Although many issues related to walking are benign, early recognition of these classic clinical presentations is essential for initiating further workup when indicated.
“Is it normal for my child to walk like that?” “Are my daughter’s legs supposed to turn in that way?” Concerns regarding the appearance of a child’s lower extremities are a common reason for visits to the pediatrician and a frequent source of orthopedic referrals.1 Musculoskeletal exam findings change as a child grows and develops. It is crucial for the pediatric clinician to be able to recognize normal pediatric orthopedic variants in order to differentiate conditions that can be treated with reassurance and education from those warranting further evaluation and workup. The aim of this article is to provide guidance on the diagnosis and management of 7 common lower limb positional variations in children and adolescents (Table).
Accurate diagnosis of rotational and angular problems starts with a detailed history. Is there a family history of pediatric orthopedic or neurologic issues? Does the limb appearance or the way the child walks resemble anyone else in the family? Oftentimes, a sibling walked the same way or a parent will describe having bowed legs or knock knees as a child but outgrew it.
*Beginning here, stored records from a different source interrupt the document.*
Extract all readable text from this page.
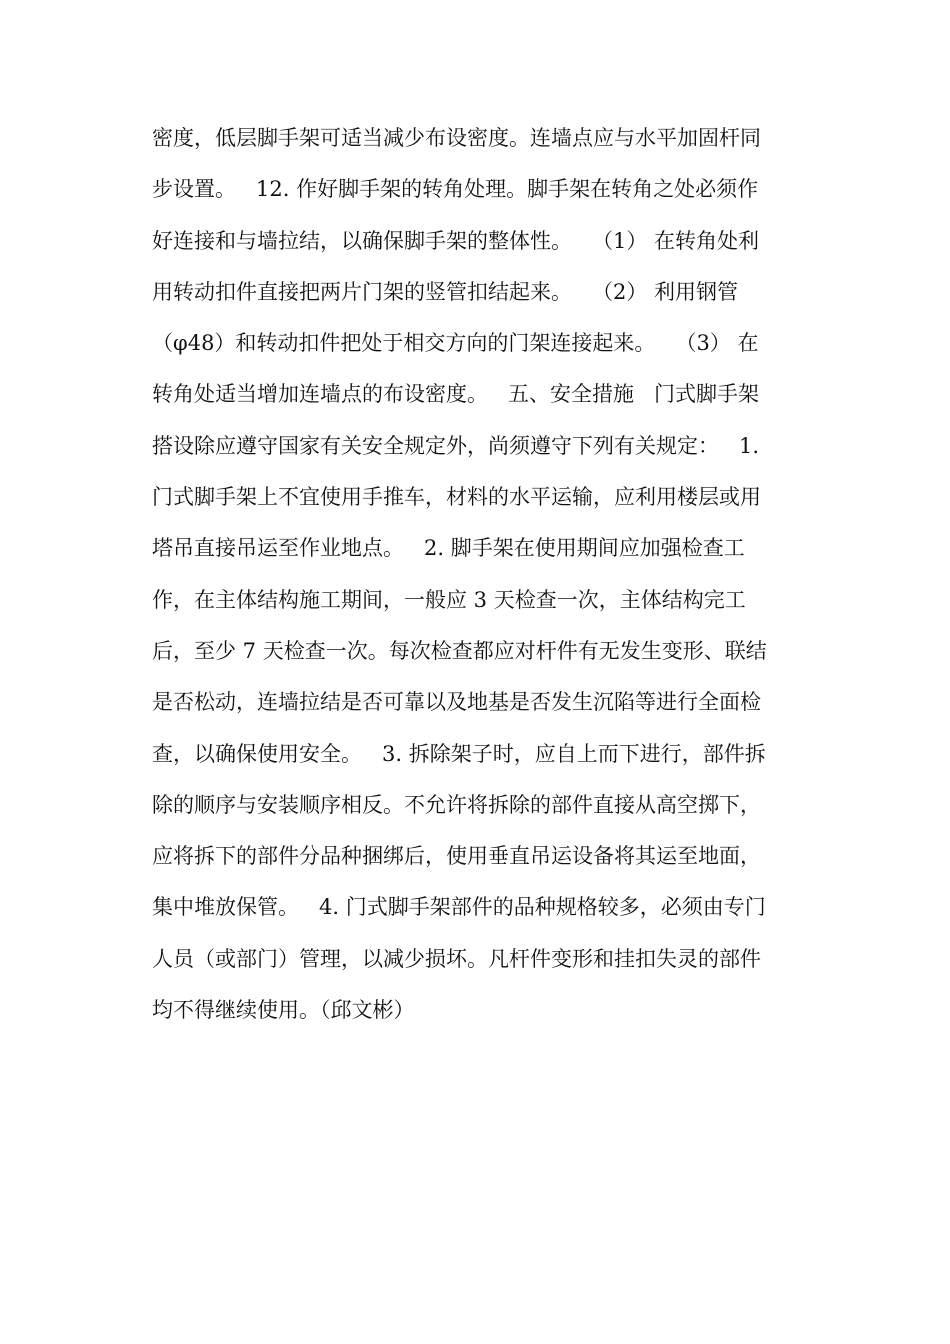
密度，低层脚手架可适当减少布设密度。连墙点应与水平加固杆同
步设置。   12. 作好脚手架的转角处理。脚手架在转角之处必须作
好连接和与墙拉结，以确保脚手架的整体性。   （1） 在转角处利
用转动扣件直接把两片门架的竖管扣结起来。   （2） 利用钢管
（φ48）和转动扣件把处于相交方向的门架连接起来。   （3） 在
转角处适当增加连墙点的布设密度。   五、安全措施   门式脚手架
搭设除应遵守国家有关安全规定外，尚须遵守下列有关规定：   1.
门式脚手架上不宜使用手推车，材料的水平运输，应利用楼层或用
塔吊直接吊运至作业地点。   2. 脚手架在使用期间应加强检查工
作，在主体结构施工期间，一般应 3 天检查一次，主体结构完工
后，至少 7 天检查一次。每次检查都应对杆件有无发生变形、联结
是否松动，连墙拉结是否可靠以及地基是否发生沉陷等进行全面检
查，以确保使用安全。   3. 拆除架子时，应自上而下进行，部件拆
除的顺序与安装顺序相反。不允许将拆除的部件直接从高空掷下，
应将拆下的部件分品种捆绑后，使用垂直吊运设备将其运至地面，
集中堆放保管。   4. 门式脚手架部件的品种规格较多，必须由专门
人员（或部门）管理，以减少损坏。凡杆件变形和挂扣失灵的部件
均不得继续使用。（邱文彬）
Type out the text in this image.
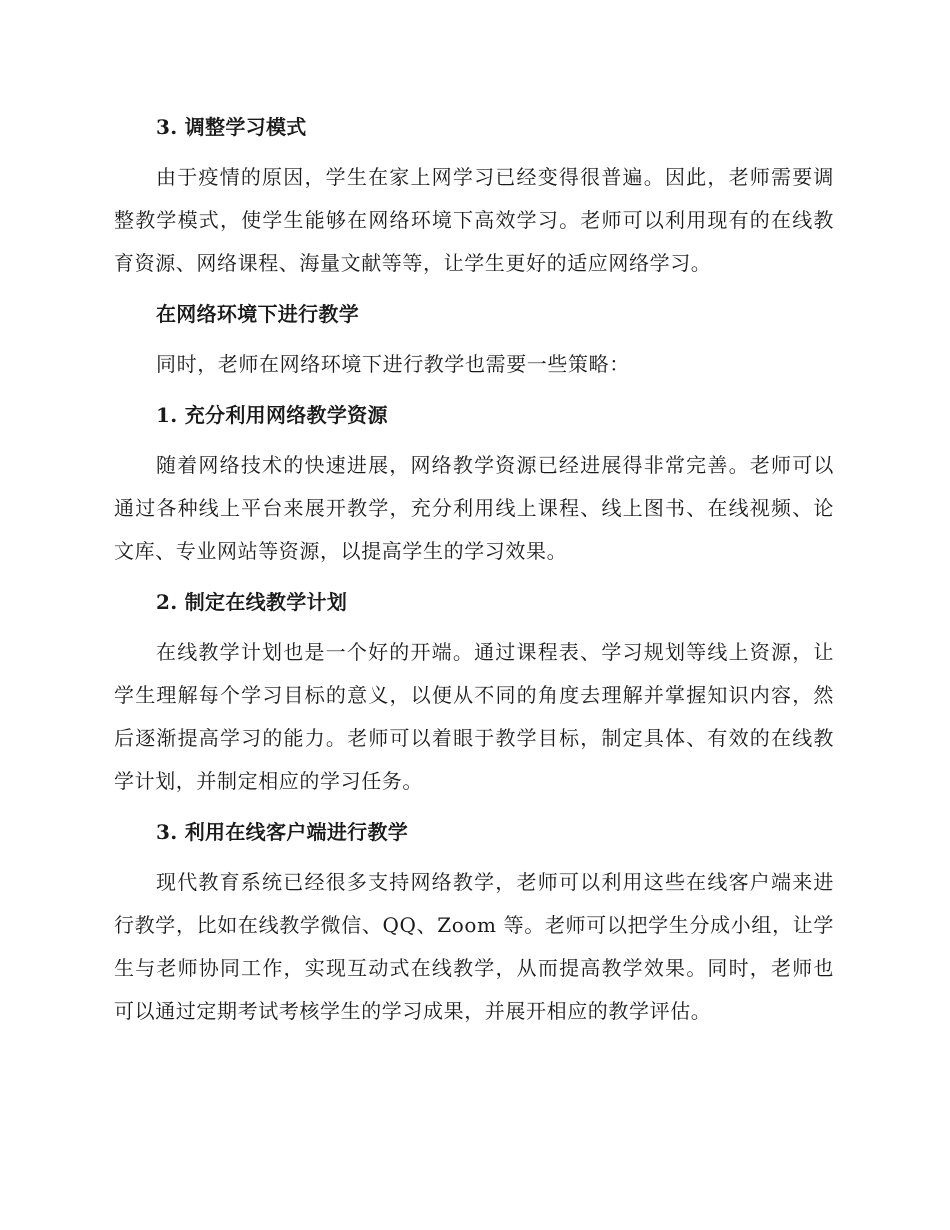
3. 调整学习模式
由于疫情的原因，学生在家上网学习已经变得很普遍。因此，老师需要调整教学模式，使学生能够在网络环境下高效学习。老师可以利用现有的在线教育资源、网络课程、海量文献等等，让学生更好的适应网络学习。
在网络环境下进行教学
同时，老师在网络环境下进行教学也需要一些策略：
1. 充分利用网络教学资源
随着网络技术的快速进展，网络教学资源已经进展得非常完善。老师可以通过各种线上平台来展开教学，充分利用线上课程、线上图书、在线视频、论文库、专业网站等资源，以提高学生的学习效果。
2. 制定在线教学计划
在线教学计划也是一个好的开端。通过课程表、学习规划等线上资源，让学生理解每个学习目标的意义，以便从不同的角度去理解并掌握知识内容，然后逐渐提高学习的能力。老师可以着眼于教学目标，制定具体、有效的在线教学计划，并制定相应的学习任务。
3. 利用在线客户端进行教学
现代教育系统已经很多支持网络教学，老师可以利用这些在线客户端来进行教学，比如在线教学微信、QQ、Zoom 等。老师可以把学生分成小组，让学生与老师协同工作，实现互动式在线教学，从而提高教学效果。同时，老师也可以通过定期考试考核学生的学习成果，并展开相应的教学评估。
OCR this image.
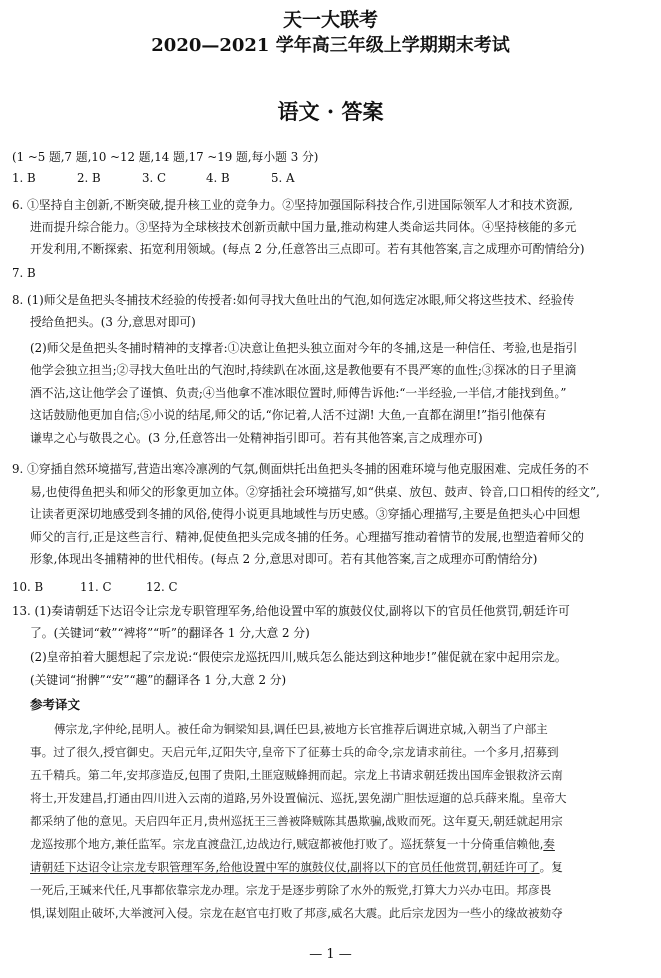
天一大联考
2020—2021 学年高三年级上学期期末考试
语文 · 答案
(1 ~5 题,7 题,10 ~12 题,14 题,17 ~19 题,每小题 3 分)
1. B	2. B	3. C	4. B	5. A
6. ①坚持自主创新,不断突破,提升核工业的竞争力。②坚持加强国际科技合作,引进国际领军人才和技术资源,
进而提升综合能力。③坚持为全球核技术创新贡献中国力量,推动构建人类命运共同体。④坚持核能的多元
开发利用,不断探索、拓宽利用领域。(每点 2 分,任意答出三点即可。若有其他答案,言之成理亦可酌情给分)
7. B
8. (1)师父是鱼把头冬捕技术经验的传授者:如何寻找大鱼吐出的气泡,如何选定冰眼,师父将这些技术、经验传
授给鱼把头。(3 分,意思对即可)
(2)师父是鱼把头冬捕时精神的支撑者:①决意让鱼把头独立面对今年的冬捕,这是一种信任、考验,也是指引
他学会独立担当;②寻找大鱼吐出的气泡时,持续趴在冰面,这是教他要有不畏严寒的血性;③探冰的日子里滴
酒不沾,这让他学会了谨慎、负责;④当他拿不准冰眼位置时,师傅告诉他:“一半经验,一半信,才能找到鱼。”
这话鼓励他更加自信;⑤小说的结尾,师父的话,“你记着,人活不过湖! 大鱼,一直都在湖里!”指引他葆有
谦卑之心与敬畏之心。(3 分,任意答出一处精神指引即可。若有其他答案,言之成理亦可)
9. ①穿插自然环境描写,营造出寒冷凛冽的气氛,侧面烘托出鱼把头冬捕的困难环境与他克服困难、完成任务的不
易,也使得鱼把头和师父的形象更加立体。②穿插社会环境描写,如“供桌、放包、鼓声、铃音,口口相传的经文”,
让读者更深切地感受到冬捕的风俗,使得小说更具地域性与历史感。③穿插心理描写,主要是鱼把头心中回想
师父的言行,正是这些言行、精神,促使鱼把头完成冬捕的任务。心理描写推动着情节的发展,也塑造着师父的
形象,体现出冬捕精神的世代相传。(每点 2 分,意思对即可。若有其他答案,言之成理亦可酌情给分)
10. B	11. C	12. C
13. (1)奏请朝廷下达诏令让宗龙专职管理军务,给他设置中军的旗鼓仪仗,副将以下的官员任他赏罚,朝廷许可
了。(关键词“敕”“裨将”“听”的翻译各 1 分,大意 2 分)
(2)皇帝拍着大腿想起了宗龙说:“假使宗龙巡抚四川,贼兵怎么能达到这种地步!”催促就在家中起用宗龙。
(关键词“拊髀”“安”“趣”的翻译各 1 分,大意 2 分)
参考译文
傅宗龙,字仲纶,昆明人。被任命为铜梁知县,调任巴县,被地方长官推荐后调进京城,入朝当了户部主
事。过了很久,授官御史。天启元年,辽阳失守,皇帝下了征募士兵的命令,宗龙请求前往。一个多月,招募到
五千精兵。第二年,安邦彦造反,包围了贵阳,土匪寇贼蜂拥而起。宗龙上书请求朝廷拨出国库金银救济云南
将士,开发建昌,打通由四川进入云南的道路,另外设置偏沅、巡抚,罢免湖广胆怯逗遛的总兵薛来胤。皇帝大
都采纳了他的意见。天启四年正月,贵州巡抚王三善被降贼陈其愚欺骗,战败而死。这年夏天,朝廷就起用宗
龙巡按那个地方,兼任监军。宗龙直渡盘江,边战边行,贼寇都被他打败了。巡抚蔡复一十分倚重信赖他,奏
请朝廷下达诏令让宗龙专职管理军务,给他设置中军的旗鼓仪仗,副将以下的官员任他赏罚,朝廷许可了。复
一死后,王瑊来代任,凡事都依靠宗龙办理。宗龙于是逐步剪除了水外的叛党,打算大力兴办屯田。邦彦畏
惧,谋划阻止破坏,大举渡河入侵。宗龙在赵官屯打败了邦彦,威名大震。此后宗龙因为一些小的缘故被劾夺
— 1 —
How long has this been a concern, and does it seem to be improving or worsening over time? Are there any systemic signs such as fever or fatigue? Ask about pain, falls, and tripping. Inquire about underlying nutritional issues, growth concerns, developmental delay, and history of injury.2 These can be red flags of something other than a normal variant.
Physical examination includes a generalized musculoskeletal examination, and should always include observation of gait and rotational profiles of the legs.3 Key assessment points are: 1) foot progression angle; 2) internal and external rotation of the hips; 3) thigh-foot angle; 4) heel bisector; and 5) limb position and arch appearance while standing in bare feet.
The foot progression angle (FPA) describes the inward or outward position of the foot relative to the direction of ambulation. Watch the child walk. Focus on 1 foot at a time and observe them walking toward you as well as walking away from you. Inward FPA is quantified in negative degrees (ie, internal tibial torsion [ITT] has an FPA more negative than -10°) or outward (positive value). Normal FPA ranges from -5° to +15°.4 Slight out-toed gait is most common. Keep in mind that FPA does not identify the source of limb rotation, however, it helps quantify severity and can be monitored for change.
Rotational profile of the lower limbs is best assessed with the patient in the prone position with the pelvis flat to the table. Internal rotation, external rotation, and thigh-foot angle should be evaluated. Internal rotation increases over childhood, peaking in mid-childhood at ages 6 to 8 years.4 This explains the normal variant of femoral anteversion during that time. External rotation is greatest in the newborn and then declines rapidly. This also explains the common finding of outtoeing in infants/toddlers.
Thigh-foot angle (TFA) compares the axis of the thigh with the axis of the foot (heel bisector). With the patient prone and knees flexed to 90°, the ankle is put into a natural position. If the foot points outward, the angle is positive, and if it points inward, the angle is considered negative—just as is done with the foot progression angle. A thigh-foot angle that is inward at least -10° is consistent with internal tibial torsion.3
Examination should include inspection of the lower limbs and feet both at rest and during motion. While seated, the heel bisector can be determined by drawing a line through the mid-heel up through the forefoot. A normal heel bisector should go between toes 2 and 3. Metatarsus adductus will present with a heel bisector that extends more laterally through toes 3, 4, or 5, and the lateral border of the foot will be convex rather than straight.
Red flags include an asymmetrical deformity, leg length discrepancy, limitation in joint movement, tenderness, pain with range of motion, and short stature (<25th percentile).5 In these situations, consider further evaluation including but not limited to radiographs and lab work (calcium, vitamin D, alkaline phosphatase, phosphorus, for example).